- Pet Smart reported a rise in Q1 profits as sales increased by about 10% YoY compared to Q1 2008.
- Earnings and revenue came above analysts’ consensus.
- Company also lifted guidance for Fiscal 2009.
- Q1 profit came in at $46.3 million or 0.37c per share compared to $41.2 million or 0.23c per share YoY in Q1 2008. Analyst were expecting the company report earnings of $37.5 million or 0.30c per share.
- Operations income increased to $89.9 million from $80.3 million in the previous year.
- Q4 2008 reported a net income of $78.4 million or $0.62 per share.
- Net sales increased 10% to $1.33 billion from $1.21 billion Q1 2008. Analysts were expecting revenue to be $1.32 billion.
- Q4 2008 revenue was $1.36 billion.
Sales Breakdown:
- Comparable store sales grew 3.9% while comparable transactions increased 0.1% compared to Q1 2008.
- Pet services sales increased 10.3% to $142.8 million compared to Q1 2008 which was $128.09 million.
"With a solid first quarter performance, our results continue to validate the strength of our commitment to providing differentiated solutions at a great value.” – Phil Francis (CEO Pet Smart)
Forecasts:
- Company expects Q2 to be in the range of $0.26 to $0.30 per share. Analysts expects Pet Smart to earn $0.30 for Q2 2009.
- For Fiscal 2009 company expects a range between $1.42 to $1.52 per share. Slight improvement compared to $1.40 to $1.50 per share. Analysts expects $1.47 for Fiscal year 2009.
- Full year comparable sales growth is expected to be within the low single digits.
- Capital spending will be between $115 million to $125 million.
- Total sales growth is expected to be in the mid-to-high single digits.
Technicals
Technicals looks ok, But would hold off buying this share unless it breaks the downward sloping trendline around $23.90 with convincing volume. If it fails and resumes its downward drift. I will observe its reaction towards its approach near $20.78. If that trendline breaks, will look for entry in the long term trendline $19.50.
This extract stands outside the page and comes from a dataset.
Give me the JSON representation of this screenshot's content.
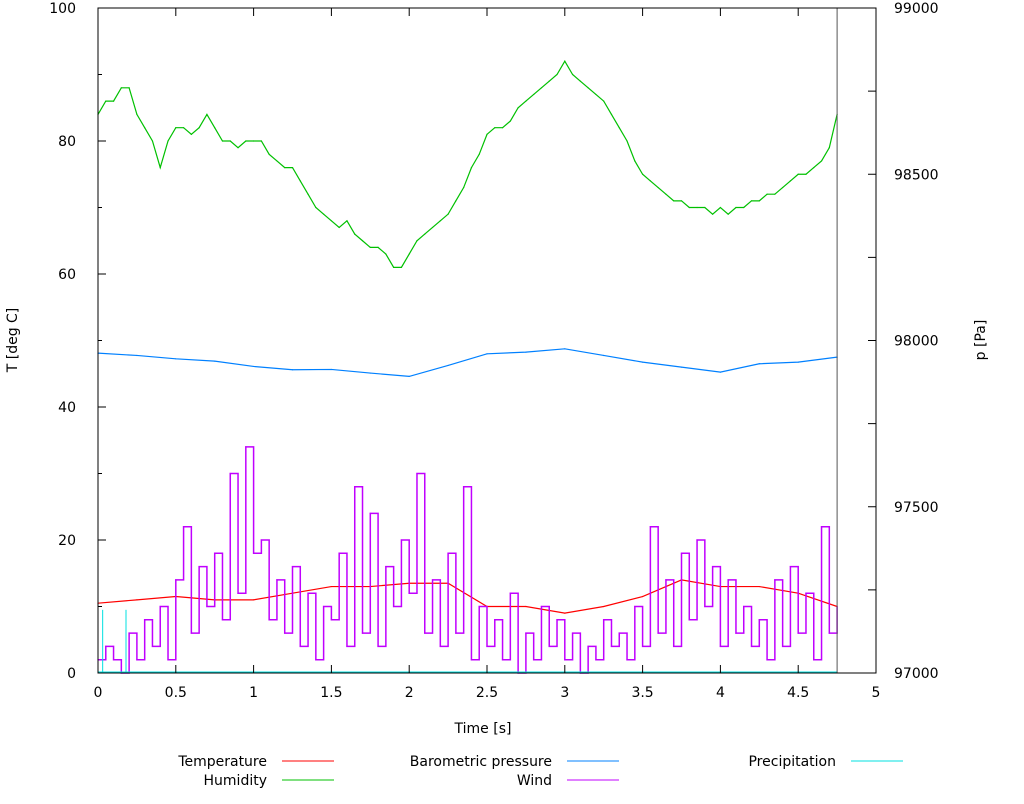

Personally, this company is a solid company. It is highly regarded as a defensive stock just like the WalMarts, Family Dollars and Unilevers of the world as spending on pets is becoming more and more of a need rather than a luxury. Consumers these days love their pets like their own kids and that is reflected from the growth in PetSmart’s revenue. This is a nice stock to add to my portfolio as one of those defensive companies as soon as I get the desired entry price.